Oak, as even the most casual wine drinker knows, is what most wine is made and/or stored in before it is bottled. But what intrigues – and bugs – me is how the oak can affect different wines in different ways. And how controversial that is!

For whites, the classic example is Chardonnay. California developed a reputation for “big, oaky” Chardonnays, which meant (and often still means) lots of vanilla, butter and even butterscotch overtones to go along with citrus fruit. When you add in high alcohol levels, you have a recipe that drives many people crazy and led to the “ABC” craze of a few years ago (i.e. Anything But Chardonnay).

At the other end of the spectrum are Chardonnays made in stainless steel vats, like they do it for Chablis in Burgundy.

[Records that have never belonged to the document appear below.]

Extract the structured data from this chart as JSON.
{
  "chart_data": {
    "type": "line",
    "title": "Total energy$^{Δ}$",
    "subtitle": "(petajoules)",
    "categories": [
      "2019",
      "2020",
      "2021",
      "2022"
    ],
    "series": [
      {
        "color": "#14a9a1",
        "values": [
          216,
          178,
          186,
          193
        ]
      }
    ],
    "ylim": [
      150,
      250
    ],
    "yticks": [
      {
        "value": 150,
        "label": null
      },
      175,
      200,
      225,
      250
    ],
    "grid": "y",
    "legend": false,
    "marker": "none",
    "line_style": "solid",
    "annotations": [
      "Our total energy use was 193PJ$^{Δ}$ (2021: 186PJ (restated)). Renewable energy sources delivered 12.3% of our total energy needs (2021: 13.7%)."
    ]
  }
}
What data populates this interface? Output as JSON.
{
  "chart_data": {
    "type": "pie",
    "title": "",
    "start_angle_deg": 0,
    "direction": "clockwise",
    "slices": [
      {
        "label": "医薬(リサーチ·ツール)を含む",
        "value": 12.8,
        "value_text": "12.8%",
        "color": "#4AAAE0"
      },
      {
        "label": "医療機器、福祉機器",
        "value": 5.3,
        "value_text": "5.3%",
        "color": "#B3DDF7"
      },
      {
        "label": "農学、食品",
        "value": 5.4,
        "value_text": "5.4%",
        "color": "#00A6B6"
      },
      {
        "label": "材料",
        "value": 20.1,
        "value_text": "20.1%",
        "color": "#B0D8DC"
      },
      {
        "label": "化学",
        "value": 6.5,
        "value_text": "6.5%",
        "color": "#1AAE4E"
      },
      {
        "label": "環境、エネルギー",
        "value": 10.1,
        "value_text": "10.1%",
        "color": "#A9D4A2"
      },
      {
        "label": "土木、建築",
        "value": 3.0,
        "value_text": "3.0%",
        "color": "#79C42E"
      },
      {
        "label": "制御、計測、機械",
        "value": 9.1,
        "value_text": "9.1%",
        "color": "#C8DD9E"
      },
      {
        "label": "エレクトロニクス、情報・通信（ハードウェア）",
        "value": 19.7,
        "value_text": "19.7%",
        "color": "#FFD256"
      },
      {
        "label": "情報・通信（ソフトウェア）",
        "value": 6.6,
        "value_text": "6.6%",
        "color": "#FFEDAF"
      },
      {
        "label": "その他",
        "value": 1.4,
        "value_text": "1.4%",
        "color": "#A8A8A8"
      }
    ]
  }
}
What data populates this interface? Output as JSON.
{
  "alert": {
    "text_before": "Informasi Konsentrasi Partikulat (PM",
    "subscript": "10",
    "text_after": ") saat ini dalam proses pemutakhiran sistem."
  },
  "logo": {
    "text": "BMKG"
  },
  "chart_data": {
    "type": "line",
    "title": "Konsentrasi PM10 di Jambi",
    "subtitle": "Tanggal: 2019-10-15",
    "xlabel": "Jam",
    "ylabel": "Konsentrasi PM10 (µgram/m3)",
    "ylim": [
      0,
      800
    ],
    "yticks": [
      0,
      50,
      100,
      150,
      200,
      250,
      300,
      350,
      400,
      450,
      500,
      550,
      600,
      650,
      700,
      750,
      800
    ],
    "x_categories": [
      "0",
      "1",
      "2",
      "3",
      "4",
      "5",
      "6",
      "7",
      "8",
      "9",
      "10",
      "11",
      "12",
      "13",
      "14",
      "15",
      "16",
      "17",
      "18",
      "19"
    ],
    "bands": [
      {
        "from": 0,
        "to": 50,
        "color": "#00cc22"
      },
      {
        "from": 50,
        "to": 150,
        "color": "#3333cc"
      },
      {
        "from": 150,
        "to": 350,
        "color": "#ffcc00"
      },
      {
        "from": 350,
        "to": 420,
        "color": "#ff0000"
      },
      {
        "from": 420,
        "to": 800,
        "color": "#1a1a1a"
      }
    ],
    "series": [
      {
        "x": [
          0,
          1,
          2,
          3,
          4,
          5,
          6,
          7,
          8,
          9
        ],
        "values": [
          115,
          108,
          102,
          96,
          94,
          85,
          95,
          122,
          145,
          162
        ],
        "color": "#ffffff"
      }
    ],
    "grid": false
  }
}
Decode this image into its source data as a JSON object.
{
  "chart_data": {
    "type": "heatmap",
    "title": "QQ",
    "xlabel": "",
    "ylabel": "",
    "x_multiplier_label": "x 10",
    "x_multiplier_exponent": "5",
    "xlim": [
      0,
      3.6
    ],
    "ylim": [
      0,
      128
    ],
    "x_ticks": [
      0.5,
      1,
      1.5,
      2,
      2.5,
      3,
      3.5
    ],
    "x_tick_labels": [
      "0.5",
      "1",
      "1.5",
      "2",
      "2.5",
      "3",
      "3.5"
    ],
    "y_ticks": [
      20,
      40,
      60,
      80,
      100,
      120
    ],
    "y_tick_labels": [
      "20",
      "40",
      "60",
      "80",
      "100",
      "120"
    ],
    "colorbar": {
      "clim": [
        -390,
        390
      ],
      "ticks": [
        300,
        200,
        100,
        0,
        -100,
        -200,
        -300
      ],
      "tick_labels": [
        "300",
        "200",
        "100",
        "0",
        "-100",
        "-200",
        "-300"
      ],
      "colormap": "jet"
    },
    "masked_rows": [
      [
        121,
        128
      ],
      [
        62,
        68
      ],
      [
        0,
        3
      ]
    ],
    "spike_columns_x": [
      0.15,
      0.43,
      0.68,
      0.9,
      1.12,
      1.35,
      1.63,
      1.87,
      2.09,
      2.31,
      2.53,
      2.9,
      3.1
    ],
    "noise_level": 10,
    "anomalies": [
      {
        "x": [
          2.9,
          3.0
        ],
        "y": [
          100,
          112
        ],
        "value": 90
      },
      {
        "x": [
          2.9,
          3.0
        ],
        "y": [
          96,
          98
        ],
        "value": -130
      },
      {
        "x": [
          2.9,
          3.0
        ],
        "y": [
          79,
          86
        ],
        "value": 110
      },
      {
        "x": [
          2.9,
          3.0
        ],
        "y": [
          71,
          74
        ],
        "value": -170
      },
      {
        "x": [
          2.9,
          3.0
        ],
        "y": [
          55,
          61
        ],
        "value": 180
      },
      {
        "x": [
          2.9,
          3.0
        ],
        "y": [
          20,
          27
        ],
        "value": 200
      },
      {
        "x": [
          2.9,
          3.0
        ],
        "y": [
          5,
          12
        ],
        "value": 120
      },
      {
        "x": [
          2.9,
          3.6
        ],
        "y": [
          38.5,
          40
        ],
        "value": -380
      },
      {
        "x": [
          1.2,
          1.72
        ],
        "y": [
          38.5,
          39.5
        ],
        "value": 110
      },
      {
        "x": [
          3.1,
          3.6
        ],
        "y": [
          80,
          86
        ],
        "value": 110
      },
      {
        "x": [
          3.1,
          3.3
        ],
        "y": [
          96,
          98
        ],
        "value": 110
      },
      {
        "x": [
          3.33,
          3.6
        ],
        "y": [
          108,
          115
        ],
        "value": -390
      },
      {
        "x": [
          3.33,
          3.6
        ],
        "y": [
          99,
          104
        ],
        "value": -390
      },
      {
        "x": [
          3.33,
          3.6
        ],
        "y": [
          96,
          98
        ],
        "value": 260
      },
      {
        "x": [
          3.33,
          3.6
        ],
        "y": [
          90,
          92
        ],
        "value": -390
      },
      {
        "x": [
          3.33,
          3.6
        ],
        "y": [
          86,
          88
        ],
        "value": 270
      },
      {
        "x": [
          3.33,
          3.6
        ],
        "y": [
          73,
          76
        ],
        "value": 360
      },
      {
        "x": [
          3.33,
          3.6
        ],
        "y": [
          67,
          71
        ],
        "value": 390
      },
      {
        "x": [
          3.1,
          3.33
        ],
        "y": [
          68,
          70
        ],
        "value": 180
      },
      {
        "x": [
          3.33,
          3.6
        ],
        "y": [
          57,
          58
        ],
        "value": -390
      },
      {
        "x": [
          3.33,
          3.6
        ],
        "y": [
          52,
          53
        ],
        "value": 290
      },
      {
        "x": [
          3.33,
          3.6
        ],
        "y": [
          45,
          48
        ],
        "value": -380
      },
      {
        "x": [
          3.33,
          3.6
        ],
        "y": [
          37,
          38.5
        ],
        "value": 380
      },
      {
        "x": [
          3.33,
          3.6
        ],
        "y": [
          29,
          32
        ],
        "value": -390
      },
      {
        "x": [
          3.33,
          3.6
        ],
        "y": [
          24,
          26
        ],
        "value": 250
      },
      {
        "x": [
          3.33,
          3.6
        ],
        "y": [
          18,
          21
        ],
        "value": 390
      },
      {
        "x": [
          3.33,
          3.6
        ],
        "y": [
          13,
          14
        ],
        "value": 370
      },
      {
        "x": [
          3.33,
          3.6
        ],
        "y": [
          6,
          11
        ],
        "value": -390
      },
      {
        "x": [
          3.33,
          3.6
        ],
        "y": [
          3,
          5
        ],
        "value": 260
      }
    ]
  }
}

With no oak, all you get is the citrus fruit, very dry and crisp, with mineral overtones.

Personally, I like both styles, but have to admit – the big fat Cali Chardonnays are my favourite, as long as they have enough fruit in them to match the oak. My classic example is Beringer’s Private Reserve Chardonnay. It is so rich and lovely in the mouth – wow! I don’t know how anyone wouldn’t like it.

For reds, the three grapes I like to talk about are Cabernet Sauvignon, Grenache and Malbec. Cabernet is the classic oak aged wine, with Bordeaux as the reference point. But, for me, the way it is made there is way to lean, woody and herbal (unless you can afford the $200+ wines). Some call it “complex”; I just call it a mouth full of wood.

But in California – and Australia – they have a different style. With riper fruit, the oak adds a lovely coat of vanilla to the black currant fruit, which I love! My first experience with that was Robert Mondavi’s Napa Valley Cabs back in the mid 1980s. Back then, they were still in the $24 range and what an experience – the essence of ripe fruit and vanilla balanced together. Caymus and Beringer were others I used to be able to afford…and still remember with much fondness!

More recently, I have found that oak can have really different effects on Grenache. In the Cotes du Rhone – where it is the main grape of Chateauneuf du Pape – I can taste little or no impacts from it, even though many wines get oak aging. The same in Australia, where it is riper but still not oaky. But in Spain – where it is called – Garnacha; OMG, what a difference! Many of those wines, including some that are highly rated, just get all herbal and woody on me. It’s to the point that I stay away from it almost completely in Spain, sticking to Tempranillo (which seems to act more like Cali Cab).

And, finally, Argentinian Malbec, where the difference – at least for me – is even more dramatic. Without oak, it is a fabulously rich and fruity wine, a bit like Zinfandel but not quite as dramatic. But add “oak aging” and…well, it really doesn’t work for me, again going all woody.

So, getting back to my original question, it probably isn’t “to oak or not to oak?”. Instead, it should be “what do you oak and what does it taste like?” Then it is up to the individual to decide what tastes best for him or her!